Les familles du 150

( Françoise Puissanton – Le Dauphiné libéré – 11 mai 2006 )

06_1A deux pas du pont de la Véga, au début de la route de Cancane, ce n’est plus aujourd’hui qu’un vieux bâtiment désaffecté. Pourtant, cet immeuble, qui portait le numéro 150 de la rue Lafayette, reste pour beaucoup de Viennois chargé de souvenirs. C’est ce qu’on appelait “la maison des Arméniens” et qui fut un lieu mythique, tout comme “le Kemp”, près de la place d’Arpôt, dont nous avons naguère rappelé l’histoire dans cette chronique (Jeudi l’Histoire du 22 avril 2004).
Les premiers Arméniens arrivèrent dans notre ville en 1922. Ce n’étaient plus que des lambeaux de familles, décimées par le génocide de 1915. En ce temps-là, après les ravages de 1914-1918, l’industrie viennoise manquait de main d’oeuvre et la direction des établissements Pellet (fondés en 1890) eut l’idée d’aller recruter des ouvriers à Marseille, parmi les réfugiés. Très vite, d’autres industriels suivirent l’exemple, notamment des dirigeants des usines textiles.
Les premières familles s’installèrent dans des locaux souvent insalubres du quartier Saint-Martin, puis tandis que les établissements Pascal-Valluit logeaient leurs ouvriers près de la place d’Arpöt (le Kemp), les Ets pellets firent rénover un bâtiment au 150, rue Lafayette : cet immeuble possédait électricité, eau courante (au rez-de-chaussée) et sanitaires sur les paliers. Plus de 200 personnes logeaient ici et, bien souvent, les enfants récupéraient l’appartement des parents, ce qui fait que des générations de familles arméniennes vécurent ici.
Joseph Quartana (qui organise ce dimanche un rassemblement des anciens du 150 à la MCA) se souvient : “Pour nous, on était presque dans un village de vacances, la campagne était tout près, on avait un grand pré pour pique-niquer, pour faire de la luge ou du ski quand il y avait de la neige.

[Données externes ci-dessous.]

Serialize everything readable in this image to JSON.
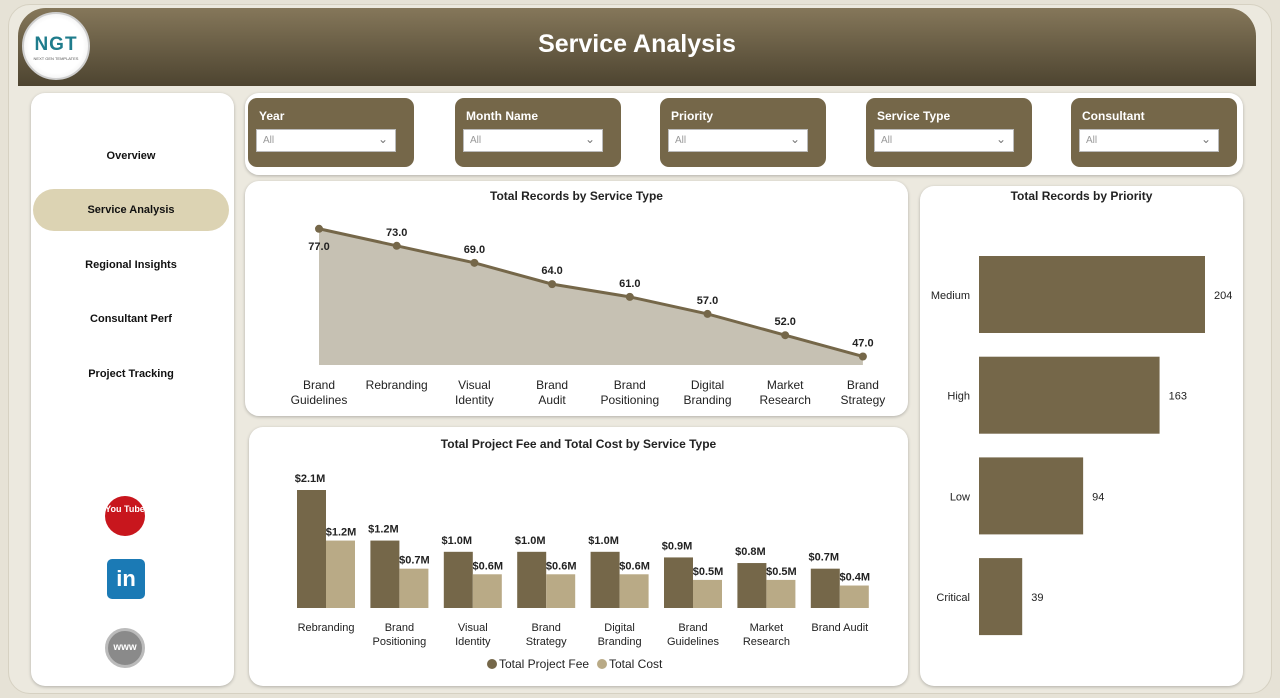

Les bois étaient juste à côté, on allait y construire des cabanes, et nos parents avaient des jardins potagers”. Pour la génération qui avait connu les massacres, le 150 était un havre de paix et pour Hermine Quartana (née Gochgarian), l’immeuble était encore plus que cela : “Quand mes parents sont morts, je me suis rendu compte que je n’étais pas seule : le 150, c’était ma famille !”.
Certes, le travail était pénible et les conditions de vie étaient plutôt rudes. Pourtant, tant le 150 rue Lafayette que le Kemp d’Estressin semblent avoir laissé le souvenir de lieux magiques.
Peut-être tout simplement parce c’est là que commençait une nouvelle vie.